What's Inside the Guide
This is a 7-page classroom-ready resource.
Part 1: Comprehension Questions
Two differentiated question sets covering the movie in chronological order, both with answer keys included. Students can complete 40 full sentence answer questions or 30 full sentence answer questions, with 10 questions removed from the longer set for the shorter version.
Part 2: Extension Discussion Questions
Eight higher-level questions designed for pair discussion followed by whole-class debrief. Students discuss each question with a partner, make notes, and then share their answers with the class. Example answers are included for each question to support the teacher or substitute running the discussion.
“Thank you.”
— Cathy O.
“Used this with the movie as a Civil Rights Unit extension.”
— Ashley S.
What Makes This Guide Different
The comprehension questions in Part 1 cover the full political sequence of Selma, from King's initial approach to Johnson through to the signing of the Voting Rights Act, in chronological order. The two differentiated sets mean the guide works across ability levels within the same class without requiring separate preparation. Both sets include answer keys.

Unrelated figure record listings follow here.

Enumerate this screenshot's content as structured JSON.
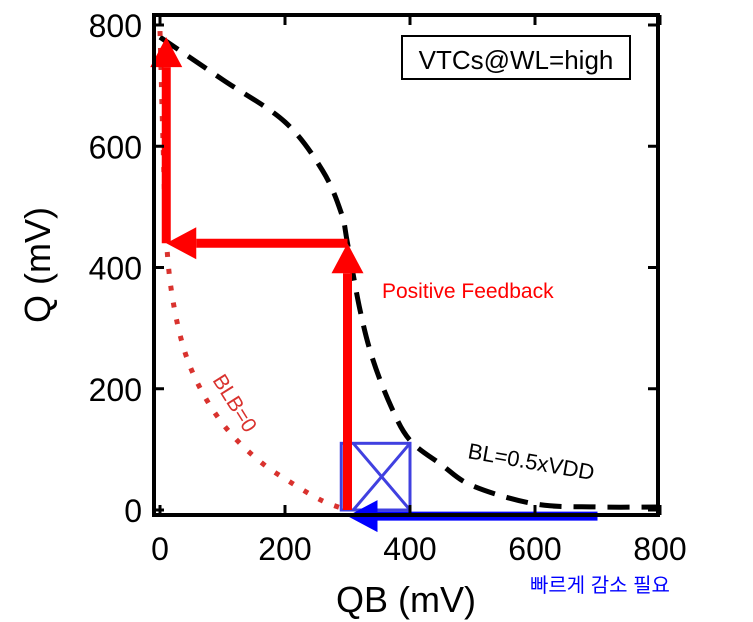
{
  "chart_data": {
    "type": "line",
    "xlabel": "QB (mV)",
    "ylabel": "Q (mV)",
    "xlim": [
      0,
      800
    ],
    "ylim": [
      0,
      800
    ],
    "xticks": [
      "0",
      "200",
      "400",
      "600",
      "800"
    ],
    "yticks": [
      "0",
      "200",
      "400",
      "600",
      "800"
    ],
    "grid": false,
    "legend": {
      "text": "VTCs@WL=high",
      "placement": "top-right"
    },
    "series": [
      {
        "name": "BL=0.5xVDD",
        "style": "dashed",
        "color": "#000000",
        "x": [
          0,
          100,
          200,
          260,
          290,
          300,
          320,
          340,
          370,
          400,
          450,
          500,
          600,
          700,
          800
        ],
        "y": [
          780,
          710,
          640,
          560,
          490,
          440,
          330,
          250,
          170,
          115,
          75,
          40,
          10,
          5,
          5
        ]
      },
      {
        "name": "BLB=0",
        "style": "dotted",
        "color": "#d9322e",
        "x": [
          0,
          5,
          10,
          20,
          40,
          70,
          110,
          160,
          210,
          260,
          300
        ],
        "y": [
          790,
          600,
          450,
          350,
          260,
          190,
          130,
          80,
          45,
          15,
          0
        ]
      }
    ],
    "annotations": {
      "positive_feedback": "Positive Feedback",
      "note": "빠르게 감소 필요",
      "red_color": "#ff0000",
      "blue_color": "#0000ff",
      "red_path": [
        [
          300,
          0
        ],
        [
          300,
          440
        ],
        [
          10,
          440
        ],
        [
          10,
          780
        ]
      ],
      "blue_arrow": [
        [
          700,
          -10
        ],
        [
          300,
          -10
        ]
      ],
      "blue_box": {
        "x": [
          290,
          400
        ],
        "y": [
          0,
          110
        ]
      }
    }
  }
}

The extension questions in Part 2 are the more distinctive element of this guide. They are not comprehension checks: they ask students to analyze decisions, evaluate consequences, and consider the broader significance of what they have watched. The pair discussion format, followed by a whole-class debrief, is built into the instructions, and example answers are included so the activity can run with or without the class teacher present.